Computer Engineering and Applications ›› 2019, Vol. 55 ›› Issue (10): 161-168.DOI: 10.3778/j.issn.1002-8331.1808-0006

Previous Articles     Next Articles

Comparative Density Peaks Clustering Based on [K]-Nearest Neighbors

DU Pei, CHENG Xiaorong   

  1. School of Control and Computer Engineering, North China Electric Power University, Baoding, Hebei 071000, China
  • Online:2019-05-15 Published:2019-05-13

一种基于[K]近邻的比较密度峰值聚类算法

杜  沛,程晓荣   

  1. 华北电力大学 控制与计算机工程学院,河北 保定 071000

Abstract: The clustering effect of the Fast Search and Discovery Density Peak Clustering Algorithm(CFSFDP) relies heavily on the subjective setting of the truncation distance [dc], while the determination of the optimum value is not easy, and when dealing with the data sets with complex structure and large variations in density, the distinction generated by CFSFDP algorithm between the cluster center points and the non-cluster center points in the decision graph is not obvious enough, making the selection of the cluster centers difficult. Aiming at these problems, the algorithm is optimized and a Comparative Density Peak Clustering algorithm based on K-Nearest Neighbors(CDPC-KNN) is proposed. The algorithm combines the concept of K-nearest neighbors to redefine the measurement method of truncation distance and local density. It can adaptively generate the truncation distance for arbitrary datasets, and make the calculation results of local density more consistent with the real distribution of data. Meanwhile, the distance comparison quantity is introduced to replace the distance parameter, so that the cluster centers are more obvious on the decision graph. The experimental results show that the clustering effect of CDPC-KNN algorithm is better than CFSFDP algorithm and DBSCAN algorithm in general. The separation experiment shows that the new algorithm effectively improves the discrimination between cluster center points and non-cluster center points.

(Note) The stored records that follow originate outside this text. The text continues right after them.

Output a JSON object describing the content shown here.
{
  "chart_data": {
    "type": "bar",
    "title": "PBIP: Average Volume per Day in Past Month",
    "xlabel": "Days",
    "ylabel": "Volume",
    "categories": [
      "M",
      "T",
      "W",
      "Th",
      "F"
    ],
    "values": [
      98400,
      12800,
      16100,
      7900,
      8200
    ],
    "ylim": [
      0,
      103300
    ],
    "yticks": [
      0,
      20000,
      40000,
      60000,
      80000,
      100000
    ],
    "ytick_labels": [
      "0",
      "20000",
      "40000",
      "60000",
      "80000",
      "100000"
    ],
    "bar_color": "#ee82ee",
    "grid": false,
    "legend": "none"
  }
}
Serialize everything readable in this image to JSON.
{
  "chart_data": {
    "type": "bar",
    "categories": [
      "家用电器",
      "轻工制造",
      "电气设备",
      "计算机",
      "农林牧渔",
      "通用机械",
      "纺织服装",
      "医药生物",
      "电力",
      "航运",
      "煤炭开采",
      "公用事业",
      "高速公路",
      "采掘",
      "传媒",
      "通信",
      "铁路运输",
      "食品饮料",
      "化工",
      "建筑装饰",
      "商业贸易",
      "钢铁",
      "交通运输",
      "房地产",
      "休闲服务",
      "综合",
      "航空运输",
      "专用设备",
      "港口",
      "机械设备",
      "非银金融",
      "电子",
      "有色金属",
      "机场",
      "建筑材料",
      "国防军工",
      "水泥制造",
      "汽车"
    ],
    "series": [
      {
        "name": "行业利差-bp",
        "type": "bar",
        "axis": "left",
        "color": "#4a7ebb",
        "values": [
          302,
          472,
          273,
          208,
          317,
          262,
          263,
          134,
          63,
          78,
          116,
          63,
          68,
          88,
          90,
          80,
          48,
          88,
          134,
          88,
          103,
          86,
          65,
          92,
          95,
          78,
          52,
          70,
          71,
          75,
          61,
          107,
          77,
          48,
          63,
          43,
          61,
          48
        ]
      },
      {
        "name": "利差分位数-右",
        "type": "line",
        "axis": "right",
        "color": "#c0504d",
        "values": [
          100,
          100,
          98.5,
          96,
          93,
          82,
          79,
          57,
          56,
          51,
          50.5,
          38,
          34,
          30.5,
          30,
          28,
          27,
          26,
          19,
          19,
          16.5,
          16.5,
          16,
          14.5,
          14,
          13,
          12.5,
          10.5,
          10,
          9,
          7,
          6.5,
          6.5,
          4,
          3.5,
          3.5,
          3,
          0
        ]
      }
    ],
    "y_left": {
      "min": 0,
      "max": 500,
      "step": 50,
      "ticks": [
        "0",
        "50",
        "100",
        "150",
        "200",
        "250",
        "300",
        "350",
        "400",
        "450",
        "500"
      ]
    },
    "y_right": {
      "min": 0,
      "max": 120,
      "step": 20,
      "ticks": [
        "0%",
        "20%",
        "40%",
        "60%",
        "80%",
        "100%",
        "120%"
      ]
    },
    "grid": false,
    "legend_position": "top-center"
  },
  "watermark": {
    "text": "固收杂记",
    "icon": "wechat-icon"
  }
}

Key words: clustering algorithm, density peaks, K-nearest neighbors, decision graph, cluster centers

摘要: 快速搜索与发现密度峰值聚类算法(Fast Search and Discovery Density Peak Clustering Algorithm,CFSFDP)的聚类效果十分依赖截断距离[dc]的主观选取,而最佳[dc]值的确定并不容易,并且当处理分布复杂、密度变化大的数据集时,算法生成的决策图中类簇中心点与非类簇中心点的区分不够明显,使类簇中心的选取变得困难。针对这些问题,对其算法进行了优化,并提出了基于K近邻的比较密度峰值聚类算法(Comparative Density Peak Clustering algorithm Based on K-Nearest Neighbors,CDPC-KNN)。算法结合K近邻概念重新定义了截断距离和局部密度的度量方法,对任意数据集能自适应地生成截断距离,并使局部密度的计算结果更符合数据的真实分布。同时在决策图中引入距离比较量代替原距离参数,使类簇中心在决策图上更加明显。通过实验验证,CDPC-KNN算法的聚类效果整体上优于CFSFDP算法与DBSCAN算法,分离度实验表明新算法使类簇中心与非类簇中心点的区分度得到有效提高。

关键词: 聚类算法, 密度峰值, K近邻, 决策图, 类簇中心